Die Auseinandersetzung mit dem Luftkrieg hat im Zuge von W.G. Sebalds (nicht ganz ohne Selbstgefälligkeit vorgetragenem) Verdikt von der Unfähigkeit der deutschen Literatur, dieses Trauma adäquat zu fassen, für einiges Aufsehen gesorgt. Ob Kennedy nun eine ästhetisch korrekte Bewältigung der Aufgabe aus "Täterperspektive" liefert, sei dahingestellt. Wie schon in manchem ihrer vorangegangenen Bücher liegt der Reiz und die Irritationskraft von "Day" darin, sich ganz ohne auktoriale Relativierung der Perspektive des Protagonisten auszuliefern – etwas, was die Schriftstellerin Ursula K Le Guin in ihrer Rezension für den Guardian als plausibel, aber auch "erstickend" empfand. Kennedy zieht für diese Annäherung an ihren ver-, um nicht zu sagen, gestörten, in gerechtem Hass auf den Vater und in rührender Liebe zu Joyce entflammten Helden alle Register: in der ersten, zweiten und dritten Person Einzahl und in einem hochartifiziellen, zwischen verschämter Wortkargheit und exaltierter Expression, zwischen zärtlicher Anrede und innerem Monolog changierenden Idiom, das dem fast ein wenig autistischen Helden hier gleichsam geliehen wird und jeglichen psychologischen Realismus weit hinter sich lässt.

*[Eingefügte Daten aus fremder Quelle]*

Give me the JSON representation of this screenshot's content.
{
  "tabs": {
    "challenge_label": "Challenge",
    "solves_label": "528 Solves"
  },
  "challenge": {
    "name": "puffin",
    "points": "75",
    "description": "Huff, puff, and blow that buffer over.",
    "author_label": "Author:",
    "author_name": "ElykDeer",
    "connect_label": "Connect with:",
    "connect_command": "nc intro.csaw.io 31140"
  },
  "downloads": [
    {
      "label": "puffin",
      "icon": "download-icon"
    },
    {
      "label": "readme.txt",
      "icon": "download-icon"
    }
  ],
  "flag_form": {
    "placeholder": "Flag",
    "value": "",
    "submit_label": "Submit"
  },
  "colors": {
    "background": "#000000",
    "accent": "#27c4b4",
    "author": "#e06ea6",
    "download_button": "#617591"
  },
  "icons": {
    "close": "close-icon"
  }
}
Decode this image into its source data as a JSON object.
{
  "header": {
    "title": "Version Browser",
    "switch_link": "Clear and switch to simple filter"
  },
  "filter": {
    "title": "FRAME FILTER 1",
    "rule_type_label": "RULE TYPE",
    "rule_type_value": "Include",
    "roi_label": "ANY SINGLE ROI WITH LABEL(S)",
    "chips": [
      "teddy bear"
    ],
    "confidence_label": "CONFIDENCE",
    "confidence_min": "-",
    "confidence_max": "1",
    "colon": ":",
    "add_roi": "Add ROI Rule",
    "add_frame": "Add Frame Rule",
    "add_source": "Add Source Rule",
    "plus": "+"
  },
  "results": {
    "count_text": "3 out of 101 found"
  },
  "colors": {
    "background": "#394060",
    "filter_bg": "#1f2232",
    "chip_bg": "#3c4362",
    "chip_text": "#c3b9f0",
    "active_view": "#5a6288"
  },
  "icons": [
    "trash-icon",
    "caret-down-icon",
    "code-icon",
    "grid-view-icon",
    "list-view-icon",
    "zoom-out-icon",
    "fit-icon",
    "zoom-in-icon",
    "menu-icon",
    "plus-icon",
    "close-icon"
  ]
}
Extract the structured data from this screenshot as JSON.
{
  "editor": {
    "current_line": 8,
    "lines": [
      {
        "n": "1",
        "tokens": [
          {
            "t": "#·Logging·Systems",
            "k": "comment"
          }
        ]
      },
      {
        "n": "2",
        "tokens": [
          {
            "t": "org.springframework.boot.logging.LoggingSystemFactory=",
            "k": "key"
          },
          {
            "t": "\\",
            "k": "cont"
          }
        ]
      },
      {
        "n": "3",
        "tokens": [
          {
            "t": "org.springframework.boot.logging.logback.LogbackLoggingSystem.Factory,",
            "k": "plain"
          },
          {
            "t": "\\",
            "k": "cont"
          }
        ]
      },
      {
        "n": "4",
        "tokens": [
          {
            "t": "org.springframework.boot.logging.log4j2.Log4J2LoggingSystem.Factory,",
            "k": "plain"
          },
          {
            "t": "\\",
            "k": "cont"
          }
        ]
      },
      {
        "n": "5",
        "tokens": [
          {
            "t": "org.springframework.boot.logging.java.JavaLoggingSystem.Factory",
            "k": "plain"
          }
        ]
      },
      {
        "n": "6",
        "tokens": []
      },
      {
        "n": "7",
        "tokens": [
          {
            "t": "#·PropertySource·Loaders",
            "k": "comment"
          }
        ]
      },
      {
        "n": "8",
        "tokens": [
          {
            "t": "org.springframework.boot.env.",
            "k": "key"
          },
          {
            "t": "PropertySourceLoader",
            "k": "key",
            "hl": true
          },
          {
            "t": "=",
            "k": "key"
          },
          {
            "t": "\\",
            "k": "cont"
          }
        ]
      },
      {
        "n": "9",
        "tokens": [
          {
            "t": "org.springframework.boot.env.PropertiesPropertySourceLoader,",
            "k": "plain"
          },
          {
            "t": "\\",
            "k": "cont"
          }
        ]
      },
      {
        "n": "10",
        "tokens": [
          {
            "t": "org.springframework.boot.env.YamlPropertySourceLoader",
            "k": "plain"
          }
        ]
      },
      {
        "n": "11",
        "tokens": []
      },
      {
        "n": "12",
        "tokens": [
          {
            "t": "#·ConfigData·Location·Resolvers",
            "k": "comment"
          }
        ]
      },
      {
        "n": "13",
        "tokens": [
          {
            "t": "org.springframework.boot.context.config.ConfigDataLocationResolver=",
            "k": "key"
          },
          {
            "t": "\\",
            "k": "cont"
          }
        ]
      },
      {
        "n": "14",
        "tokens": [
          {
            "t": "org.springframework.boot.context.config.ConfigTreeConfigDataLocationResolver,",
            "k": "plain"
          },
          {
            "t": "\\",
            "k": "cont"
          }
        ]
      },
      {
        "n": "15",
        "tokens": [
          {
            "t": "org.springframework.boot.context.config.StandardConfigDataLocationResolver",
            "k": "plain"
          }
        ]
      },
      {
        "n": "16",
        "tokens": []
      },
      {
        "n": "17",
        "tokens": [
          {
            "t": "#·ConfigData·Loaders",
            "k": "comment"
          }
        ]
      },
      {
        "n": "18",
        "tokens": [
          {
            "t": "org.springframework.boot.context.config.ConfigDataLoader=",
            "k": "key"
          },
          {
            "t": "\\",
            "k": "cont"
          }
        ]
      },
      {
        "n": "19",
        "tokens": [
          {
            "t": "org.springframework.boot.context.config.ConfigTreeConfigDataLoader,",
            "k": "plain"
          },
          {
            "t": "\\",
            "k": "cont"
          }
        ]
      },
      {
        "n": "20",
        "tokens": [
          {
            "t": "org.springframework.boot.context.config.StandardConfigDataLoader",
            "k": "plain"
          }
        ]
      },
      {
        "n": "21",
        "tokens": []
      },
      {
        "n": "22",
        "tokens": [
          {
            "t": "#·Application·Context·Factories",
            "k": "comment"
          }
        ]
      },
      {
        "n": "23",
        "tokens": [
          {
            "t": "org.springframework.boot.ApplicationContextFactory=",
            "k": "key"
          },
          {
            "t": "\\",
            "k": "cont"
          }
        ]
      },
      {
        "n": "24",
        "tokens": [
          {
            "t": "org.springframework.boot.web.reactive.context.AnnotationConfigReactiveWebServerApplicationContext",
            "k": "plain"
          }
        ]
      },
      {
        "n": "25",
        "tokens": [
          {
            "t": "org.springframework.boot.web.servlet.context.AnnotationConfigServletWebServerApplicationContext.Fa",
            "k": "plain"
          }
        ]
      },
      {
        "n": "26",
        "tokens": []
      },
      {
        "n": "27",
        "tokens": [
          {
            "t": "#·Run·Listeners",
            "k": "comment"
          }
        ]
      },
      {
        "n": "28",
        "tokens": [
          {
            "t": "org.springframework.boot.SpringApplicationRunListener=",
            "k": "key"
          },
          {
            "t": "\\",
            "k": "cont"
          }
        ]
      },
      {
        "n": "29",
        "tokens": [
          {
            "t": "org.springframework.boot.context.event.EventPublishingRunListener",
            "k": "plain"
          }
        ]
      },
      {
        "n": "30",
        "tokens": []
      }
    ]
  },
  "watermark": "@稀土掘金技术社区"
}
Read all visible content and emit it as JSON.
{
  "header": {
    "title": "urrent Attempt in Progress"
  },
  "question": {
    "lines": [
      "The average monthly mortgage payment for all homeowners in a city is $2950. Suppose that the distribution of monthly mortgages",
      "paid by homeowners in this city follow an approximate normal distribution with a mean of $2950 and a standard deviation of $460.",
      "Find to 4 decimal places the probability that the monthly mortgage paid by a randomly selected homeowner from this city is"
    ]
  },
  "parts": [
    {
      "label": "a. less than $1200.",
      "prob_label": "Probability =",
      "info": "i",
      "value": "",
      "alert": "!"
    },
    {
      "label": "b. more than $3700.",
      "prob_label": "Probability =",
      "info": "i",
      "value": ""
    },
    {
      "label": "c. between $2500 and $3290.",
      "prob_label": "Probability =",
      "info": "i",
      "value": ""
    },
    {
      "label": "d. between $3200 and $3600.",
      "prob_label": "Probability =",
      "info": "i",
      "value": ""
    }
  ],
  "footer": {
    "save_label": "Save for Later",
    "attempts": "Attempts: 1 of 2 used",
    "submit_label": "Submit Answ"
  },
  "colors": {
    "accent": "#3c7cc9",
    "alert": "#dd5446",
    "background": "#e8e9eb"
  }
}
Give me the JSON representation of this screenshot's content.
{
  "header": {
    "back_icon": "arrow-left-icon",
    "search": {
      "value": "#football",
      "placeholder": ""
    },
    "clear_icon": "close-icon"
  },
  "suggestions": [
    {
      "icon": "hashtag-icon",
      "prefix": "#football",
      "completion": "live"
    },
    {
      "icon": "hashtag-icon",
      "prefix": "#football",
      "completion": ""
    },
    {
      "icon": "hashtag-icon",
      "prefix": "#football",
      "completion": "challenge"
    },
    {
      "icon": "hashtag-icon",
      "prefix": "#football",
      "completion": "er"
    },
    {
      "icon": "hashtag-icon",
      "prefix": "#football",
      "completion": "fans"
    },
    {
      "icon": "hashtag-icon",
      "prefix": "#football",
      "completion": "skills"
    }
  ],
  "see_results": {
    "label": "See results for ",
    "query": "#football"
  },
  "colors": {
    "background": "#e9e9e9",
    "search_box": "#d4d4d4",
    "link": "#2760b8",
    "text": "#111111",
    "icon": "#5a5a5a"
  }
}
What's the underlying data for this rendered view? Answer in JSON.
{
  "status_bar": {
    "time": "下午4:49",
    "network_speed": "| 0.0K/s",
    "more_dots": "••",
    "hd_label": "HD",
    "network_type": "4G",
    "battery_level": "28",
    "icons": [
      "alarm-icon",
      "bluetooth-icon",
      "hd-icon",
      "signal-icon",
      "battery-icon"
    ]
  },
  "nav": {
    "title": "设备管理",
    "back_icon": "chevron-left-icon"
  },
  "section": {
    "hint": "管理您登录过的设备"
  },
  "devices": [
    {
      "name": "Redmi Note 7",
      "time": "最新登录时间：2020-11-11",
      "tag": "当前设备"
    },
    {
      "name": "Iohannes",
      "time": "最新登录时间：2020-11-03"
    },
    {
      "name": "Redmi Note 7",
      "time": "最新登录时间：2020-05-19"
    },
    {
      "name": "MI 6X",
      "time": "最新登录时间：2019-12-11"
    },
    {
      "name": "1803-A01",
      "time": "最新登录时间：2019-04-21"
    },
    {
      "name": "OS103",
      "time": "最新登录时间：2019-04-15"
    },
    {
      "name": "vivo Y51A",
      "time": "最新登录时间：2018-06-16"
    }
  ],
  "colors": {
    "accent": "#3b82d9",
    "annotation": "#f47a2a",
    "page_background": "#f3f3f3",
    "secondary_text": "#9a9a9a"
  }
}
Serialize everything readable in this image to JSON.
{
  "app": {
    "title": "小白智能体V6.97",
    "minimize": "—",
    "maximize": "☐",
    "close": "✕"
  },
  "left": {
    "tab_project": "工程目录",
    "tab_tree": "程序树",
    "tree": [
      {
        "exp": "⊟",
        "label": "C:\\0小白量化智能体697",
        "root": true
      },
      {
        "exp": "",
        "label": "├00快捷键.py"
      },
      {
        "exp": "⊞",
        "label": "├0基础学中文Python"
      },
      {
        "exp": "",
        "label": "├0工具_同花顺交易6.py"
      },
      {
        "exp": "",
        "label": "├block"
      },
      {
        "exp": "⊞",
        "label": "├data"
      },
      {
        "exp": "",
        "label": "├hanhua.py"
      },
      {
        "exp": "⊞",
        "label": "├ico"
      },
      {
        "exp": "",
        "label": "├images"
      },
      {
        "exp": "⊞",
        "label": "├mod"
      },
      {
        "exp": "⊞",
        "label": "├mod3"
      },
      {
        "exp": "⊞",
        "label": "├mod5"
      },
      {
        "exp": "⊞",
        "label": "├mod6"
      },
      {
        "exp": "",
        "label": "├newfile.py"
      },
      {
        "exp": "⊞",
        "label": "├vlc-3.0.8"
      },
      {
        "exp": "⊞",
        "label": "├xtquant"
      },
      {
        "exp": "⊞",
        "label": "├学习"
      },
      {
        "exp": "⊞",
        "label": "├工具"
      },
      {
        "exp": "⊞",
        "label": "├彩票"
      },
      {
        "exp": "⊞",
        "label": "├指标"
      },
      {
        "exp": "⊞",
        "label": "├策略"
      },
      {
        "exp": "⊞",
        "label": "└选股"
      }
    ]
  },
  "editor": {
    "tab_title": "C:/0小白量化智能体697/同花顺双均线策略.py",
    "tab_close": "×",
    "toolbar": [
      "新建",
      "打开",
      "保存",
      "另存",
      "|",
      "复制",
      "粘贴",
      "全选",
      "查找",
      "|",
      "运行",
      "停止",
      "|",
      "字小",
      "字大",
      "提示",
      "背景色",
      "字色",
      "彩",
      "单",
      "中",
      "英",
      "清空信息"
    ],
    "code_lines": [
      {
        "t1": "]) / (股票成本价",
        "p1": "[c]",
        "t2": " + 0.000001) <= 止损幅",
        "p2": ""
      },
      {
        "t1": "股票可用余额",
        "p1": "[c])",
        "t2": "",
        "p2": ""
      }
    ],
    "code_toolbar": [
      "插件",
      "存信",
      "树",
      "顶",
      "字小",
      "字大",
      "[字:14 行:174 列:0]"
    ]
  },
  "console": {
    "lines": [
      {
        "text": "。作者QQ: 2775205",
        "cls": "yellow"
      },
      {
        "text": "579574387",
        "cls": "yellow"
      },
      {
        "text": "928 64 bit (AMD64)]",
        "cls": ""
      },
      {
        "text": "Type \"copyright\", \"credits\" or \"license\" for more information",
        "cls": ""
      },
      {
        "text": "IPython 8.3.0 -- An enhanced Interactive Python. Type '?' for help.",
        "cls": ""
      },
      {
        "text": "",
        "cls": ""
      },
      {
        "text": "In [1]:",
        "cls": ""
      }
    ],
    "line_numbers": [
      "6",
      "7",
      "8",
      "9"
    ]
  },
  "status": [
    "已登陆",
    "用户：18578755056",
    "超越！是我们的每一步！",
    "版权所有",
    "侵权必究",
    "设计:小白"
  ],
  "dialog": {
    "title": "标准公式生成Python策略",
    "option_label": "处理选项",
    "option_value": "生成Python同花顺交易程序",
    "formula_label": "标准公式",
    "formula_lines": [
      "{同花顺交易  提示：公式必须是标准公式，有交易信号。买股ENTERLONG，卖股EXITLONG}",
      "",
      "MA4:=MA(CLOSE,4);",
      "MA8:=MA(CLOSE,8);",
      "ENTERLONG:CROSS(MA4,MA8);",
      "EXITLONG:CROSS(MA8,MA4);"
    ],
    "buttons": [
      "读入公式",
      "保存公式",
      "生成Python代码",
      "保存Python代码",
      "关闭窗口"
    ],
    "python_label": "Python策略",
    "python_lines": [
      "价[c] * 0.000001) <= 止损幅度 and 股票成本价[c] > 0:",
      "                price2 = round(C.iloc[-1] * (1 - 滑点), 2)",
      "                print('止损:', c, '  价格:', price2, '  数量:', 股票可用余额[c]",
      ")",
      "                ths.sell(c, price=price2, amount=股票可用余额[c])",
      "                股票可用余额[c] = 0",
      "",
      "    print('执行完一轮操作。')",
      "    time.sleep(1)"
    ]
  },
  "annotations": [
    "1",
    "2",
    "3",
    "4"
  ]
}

Mitunter schwingt sich die Sprache ganz buchstäblich zum Gesang auf, dem in der RAF-Crew, Alfreds Ersatzfamilie, naturgemäß große Bedeutung zukommt und grimmigste Ironie just dort gewinnt, wo er wortwörtlich verstanden werden darf: Als es einen der Soldaten im Lancaster-Bomber erwischt, singen die anderen: "He's a-a-all over the place." In solchen Momenten gelingt Kennedy kein geringes Kunststück: die unpeinliche Evokation dessen, was man früher einmal "Kameradschaft" genannt hat.